In order to estimate relative permeabilities of brine-gas, a semi-analytical model based on fractal theory is proposed. The model simplifies porous media as treelike nanotubes, the single nanotube's flow has been branched out into whole pore network of core sample through treelike fractal theory. Two-phase flow description in sole nanotube, based on a setting of gas bubbles pushing continuous water phase ahead, solves pressure drop around brine and gas bubbles by Stokes' viscous force, Laplace equation and Fairbrother-Stubbs bubble film thickness formula, Bretherton bubble pressure drop. By substituting the other three classic formulas into Bretherton expression, the iteration equation of pressure drop around a single gas bubble is acquired, the number of gas bubbles is multiplied and the gas phase pressure drop is calculated. Through merging small bubbles into a large bubble, the relative permeabilities of two phases can be solved by introducing Poiseuille's law and Darcy's law. After getting the fundamental data, pore size distribution data and viscosity of two phases, relative permeability curves can be drawn, revealing comprehensive elements including wettability, fluid viscosity, saturation, morphological characteristics.
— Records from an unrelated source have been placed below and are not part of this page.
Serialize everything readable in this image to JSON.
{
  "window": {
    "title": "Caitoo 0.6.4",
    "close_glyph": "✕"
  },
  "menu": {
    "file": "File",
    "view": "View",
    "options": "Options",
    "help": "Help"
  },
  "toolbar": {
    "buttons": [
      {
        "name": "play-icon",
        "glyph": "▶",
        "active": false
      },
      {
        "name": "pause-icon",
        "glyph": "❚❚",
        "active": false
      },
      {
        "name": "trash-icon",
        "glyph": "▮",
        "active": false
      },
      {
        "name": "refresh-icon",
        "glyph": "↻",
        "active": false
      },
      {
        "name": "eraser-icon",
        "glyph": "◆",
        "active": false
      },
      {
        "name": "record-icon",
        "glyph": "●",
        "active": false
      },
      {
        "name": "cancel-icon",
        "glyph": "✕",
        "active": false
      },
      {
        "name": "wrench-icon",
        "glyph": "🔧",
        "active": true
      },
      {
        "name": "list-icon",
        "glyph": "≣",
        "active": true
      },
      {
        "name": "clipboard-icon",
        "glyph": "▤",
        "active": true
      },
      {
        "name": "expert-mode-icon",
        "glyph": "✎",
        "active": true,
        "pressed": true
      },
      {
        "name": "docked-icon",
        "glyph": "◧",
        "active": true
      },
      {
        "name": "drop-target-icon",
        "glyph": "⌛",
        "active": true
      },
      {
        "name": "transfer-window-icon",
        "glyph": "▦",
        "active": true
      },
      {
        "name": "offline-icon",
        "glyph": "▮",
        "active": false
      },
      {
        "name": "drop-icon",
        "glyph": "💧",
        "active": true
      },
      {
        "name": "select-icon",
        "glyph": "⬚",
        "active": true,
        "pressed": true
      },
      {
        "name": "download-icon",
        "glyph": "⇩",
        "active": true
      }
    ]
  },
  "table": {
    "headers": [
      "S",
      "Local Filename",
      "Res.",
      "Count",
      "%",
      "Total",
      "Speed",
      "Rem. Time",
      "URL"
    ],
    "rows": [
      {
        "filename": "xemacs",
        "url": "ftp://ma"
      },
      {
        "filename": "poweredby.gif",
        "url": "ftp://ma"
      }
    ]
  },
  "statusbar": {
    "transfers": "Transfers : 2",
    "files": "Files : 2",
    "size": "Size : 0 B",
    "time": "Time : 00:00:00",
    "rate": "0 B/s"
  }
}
The calculated curves cross each other on the right half of the x-axis, meet the features of real production, flowback difficulties of hydraulic liquid and well production dropping quickly, also show identical trend with experimental data. Through a series of sensitivity analysis, to some extent, the influence on relative permeabilities is compared of different fractal models, different film thickness, bubble length, water sorption layer thickness, elastic deformation of pores.